これらの主張は抽象的な哲学の概念でも詩歌でもなく僕たちの今日の生活、つまり仕事したり問題に対処したりゴミを捨てたり洗濯するということに密接に関わっている。今回と次回の二回分を費やして、人が生活に追いつかなくなり、生活に襲われる状態と、生活を取り戻すことに成功した状態の違いについて書いてゆきたい。



幾度となく参照している例えとして「木を見て森を見るな」で言及した「落ち葉の山」という言葉がある。

玄関先に降り積もる落ち葉の山とはつまり「際限なく日常に降り積もる厄介事やすべきことの数々」、すなわち生活そのものである。もしも僕たちが「葉の山」を「解決すべきひと塊の問題」と捉え、葉の一枚一枚の形と色の違いやそれらにかよった脈、呼吸を見なくなったとき、それらは「永遠に降り積るもの、解決しないもの」としての暴力性を発揮する。

そして、消費社会はその考え方――「私たちは問題を持っていて、それを解決すべきだ」という主張――を間違いなく助長する。



娯楽的ヒーロー映画では必ず悪人が登場し、問題が発生する。強大な力を持ち、われわれ一人ひとりの力では対処不可能な厄災で、一般人は名もなき無力な存在として叫び、逃げまどう。そこへヒーローがやってきて、目からビームを発射し、ビルからビルへ飛び回り、車を爆発させ、信じられない怪力で悪人を叩きのめし、問題が解決する。ああ、やっと悪が去った、安寧が訪れた!
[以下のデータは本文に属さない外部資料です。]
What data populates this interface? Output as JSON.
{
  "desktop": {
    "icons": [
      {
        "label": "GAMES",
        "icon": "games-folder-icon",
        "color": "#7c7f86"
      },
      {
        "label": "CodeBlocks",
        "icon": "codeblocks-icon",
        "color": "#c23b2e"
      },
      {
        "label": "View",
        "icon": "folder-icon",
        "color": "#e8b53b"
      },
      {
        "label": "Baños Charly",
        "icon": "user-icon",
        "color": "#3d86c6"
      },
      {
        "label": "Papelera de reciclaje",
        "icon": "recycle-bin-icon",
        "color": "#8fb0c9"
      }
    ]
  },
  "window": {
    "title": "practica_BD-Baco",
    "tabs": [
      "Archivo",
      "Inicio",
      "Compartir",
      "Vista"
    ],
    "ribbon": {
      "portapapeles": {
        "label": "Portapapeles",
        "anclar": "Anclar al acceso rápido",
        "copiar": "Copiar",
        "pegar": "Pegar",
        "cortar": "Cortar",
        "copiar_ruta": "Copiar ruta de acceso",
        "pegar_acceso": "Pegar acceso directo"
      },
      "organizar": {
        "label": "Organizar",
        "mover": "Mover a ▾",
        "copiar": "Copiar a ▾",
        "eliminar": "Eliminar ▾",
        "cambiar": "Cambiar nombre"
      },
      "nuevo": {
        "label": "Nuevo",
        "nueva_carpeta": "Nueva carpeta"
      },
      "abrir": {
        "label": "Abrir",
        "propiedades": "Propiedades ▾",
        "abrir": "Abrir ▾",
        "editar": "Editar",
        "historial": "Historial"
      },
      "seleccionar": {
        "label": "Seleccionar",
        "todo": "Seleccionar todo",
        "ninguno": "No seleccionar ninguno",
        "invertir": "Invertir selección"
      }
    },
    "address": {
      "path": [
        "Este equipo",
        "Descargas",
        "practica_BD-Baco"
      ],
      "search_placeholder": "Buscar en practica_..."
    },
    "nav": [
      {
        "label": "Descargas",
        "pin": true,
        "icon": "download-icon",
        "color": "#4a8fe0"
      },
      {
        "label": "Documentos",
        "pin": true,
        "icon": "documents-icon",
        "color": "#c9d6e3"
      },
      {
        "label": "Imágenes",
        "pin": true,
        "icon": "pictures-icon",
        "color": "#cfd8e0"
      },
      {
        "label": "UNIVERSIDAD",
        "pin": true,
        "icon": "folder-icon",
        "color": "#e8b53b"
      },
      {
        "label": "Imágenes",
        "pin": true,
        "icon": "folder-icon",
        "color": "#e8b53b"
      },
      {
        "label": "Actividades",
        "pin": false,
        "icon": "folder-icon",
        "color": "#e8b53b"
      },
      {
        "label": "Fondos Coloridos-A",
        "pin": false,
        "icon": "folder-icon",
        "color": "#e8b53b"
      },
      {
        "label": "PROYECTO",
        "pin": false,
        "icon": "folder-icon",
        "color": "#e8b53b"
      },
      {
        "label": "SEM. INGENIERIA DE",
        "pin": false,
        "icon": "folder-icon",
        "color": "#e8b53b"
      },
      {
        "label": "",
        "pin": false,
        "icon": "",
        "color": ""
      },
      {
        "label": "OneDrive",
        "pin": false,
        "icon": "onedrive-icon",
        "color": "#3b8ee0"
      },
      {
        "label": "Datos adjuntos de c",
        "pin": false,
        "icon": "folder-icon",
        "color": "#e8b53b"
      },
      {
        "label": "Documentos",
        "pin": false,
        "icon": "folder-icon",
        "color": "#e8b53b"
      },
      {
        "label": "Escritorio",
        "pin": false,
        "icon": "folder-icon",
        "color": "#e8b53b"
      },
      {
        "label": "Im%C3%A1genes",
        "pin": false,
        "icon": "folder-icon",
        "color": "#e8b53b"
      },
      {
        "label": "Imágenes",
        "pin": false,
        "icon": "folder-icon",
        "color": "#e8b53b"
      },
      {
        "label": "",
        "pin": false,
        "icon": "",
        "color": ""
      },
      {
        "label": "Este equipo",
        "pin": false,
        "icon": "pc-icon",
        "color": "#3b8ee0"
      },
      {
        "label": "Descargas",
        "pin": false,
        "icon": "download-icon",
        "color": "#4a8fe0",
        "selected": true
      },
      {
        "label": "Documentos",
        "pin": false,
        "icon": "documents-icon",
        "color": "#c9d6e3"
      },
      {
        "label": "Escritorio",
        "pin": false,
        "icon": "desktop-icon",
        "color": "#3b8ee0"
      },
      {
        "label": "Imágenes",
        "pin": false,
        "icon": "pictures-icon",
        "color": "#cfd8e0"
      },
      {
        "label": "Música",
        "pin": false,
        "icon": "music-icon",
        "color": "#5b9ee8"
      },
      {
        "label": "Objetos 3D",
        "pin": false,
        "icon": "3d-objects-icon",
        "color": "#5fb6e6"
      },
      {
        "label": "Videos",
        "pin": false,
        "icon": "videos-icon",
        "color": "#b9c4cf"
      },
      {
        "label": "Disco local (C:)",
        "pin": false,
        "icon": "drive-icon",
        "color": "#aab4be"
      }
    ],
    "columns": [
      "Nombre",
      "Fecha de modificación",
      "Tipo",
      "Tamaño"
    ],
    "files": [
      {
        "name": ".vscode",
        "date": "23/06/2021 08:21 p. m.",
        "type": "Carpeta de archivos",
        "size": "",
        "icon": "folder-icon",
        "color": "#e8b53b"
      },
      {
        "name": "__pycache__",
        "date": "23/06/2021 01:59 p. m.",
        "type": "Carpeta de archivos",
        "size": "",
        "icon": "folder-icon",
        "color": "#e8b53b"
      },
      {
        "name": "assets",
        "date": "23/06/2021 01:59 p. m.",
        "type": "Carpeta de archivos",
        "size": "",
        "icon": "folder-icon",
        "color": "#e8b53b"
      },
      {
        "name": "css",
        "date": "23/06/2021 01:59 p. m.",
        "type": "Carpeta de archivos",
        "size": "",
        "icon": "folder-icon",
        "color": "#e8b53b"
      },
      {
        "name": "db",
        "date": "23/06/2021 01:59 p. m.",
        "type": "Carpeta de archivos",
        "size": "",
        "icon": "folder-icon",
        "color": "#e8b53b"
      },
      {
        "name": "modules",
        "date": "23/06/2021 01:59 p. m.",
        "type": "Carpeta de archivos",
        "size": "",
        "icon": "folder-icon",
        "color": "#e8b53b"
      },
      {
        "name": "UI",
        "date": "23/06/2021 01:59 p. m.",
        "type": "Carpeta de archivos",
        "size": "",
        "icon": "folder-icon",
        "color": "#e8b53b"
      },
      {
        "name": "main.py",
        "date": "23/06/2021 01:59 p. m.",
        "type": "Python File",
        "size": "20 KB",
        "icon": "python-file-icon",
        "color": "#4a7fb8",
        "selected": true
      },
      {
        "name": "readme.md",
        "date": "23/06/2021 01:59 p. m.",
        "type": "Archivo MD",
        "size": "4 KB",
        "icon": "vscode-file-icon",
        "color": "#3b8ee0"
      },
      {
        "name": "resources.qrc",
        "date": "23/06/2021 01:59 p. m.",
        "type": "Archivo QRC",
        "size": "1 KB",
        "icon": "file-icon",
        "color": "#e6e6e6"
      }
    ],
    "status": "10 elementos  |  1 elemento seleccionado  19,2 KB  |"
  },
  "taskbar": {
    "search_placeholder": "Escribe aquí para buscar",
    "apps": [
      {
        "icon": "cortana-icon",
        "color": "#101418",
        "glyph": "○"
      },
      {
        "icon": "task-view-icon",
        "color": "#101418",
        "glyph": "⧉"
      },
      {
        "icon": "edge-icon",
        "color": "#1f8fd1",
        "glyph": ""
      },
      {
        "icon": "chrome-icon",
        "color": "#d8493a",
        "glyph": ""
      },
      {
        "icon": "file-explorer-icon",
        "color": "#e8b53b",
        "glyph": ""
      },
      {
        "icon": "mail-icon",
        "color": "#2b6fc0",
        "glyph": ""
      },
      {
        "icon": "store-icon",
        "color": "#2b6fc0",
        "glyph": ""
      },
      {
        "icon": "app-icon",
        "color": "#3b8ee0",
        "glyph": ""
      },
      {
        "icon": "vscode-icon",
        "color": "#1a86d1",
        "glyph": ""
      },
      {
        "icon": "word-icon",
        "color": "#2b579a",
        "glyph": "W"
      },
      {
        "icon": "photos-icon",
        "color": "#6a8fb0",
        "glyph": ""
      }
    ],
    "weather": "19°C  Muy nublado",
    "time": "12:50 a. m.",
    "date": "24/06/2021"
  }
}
しかし何ヶ月もしないうちにまた新たな悪が発生する。それはまた別の悪人で、無力なわれわれはまたしても別のヒーローを願い、泣き叫ぶのだ。そして彼/彼女が現れ、ビルが倒れ、車が爆発し、悪は打ち滅ぼされ、善と悪が決まった世界でまたしても「問題」が「解決」する。「悪は去った」とこのあいだその口で言っていたのに、また知らん顔をして新しい問題が矢継ぎ早に現れるのだ。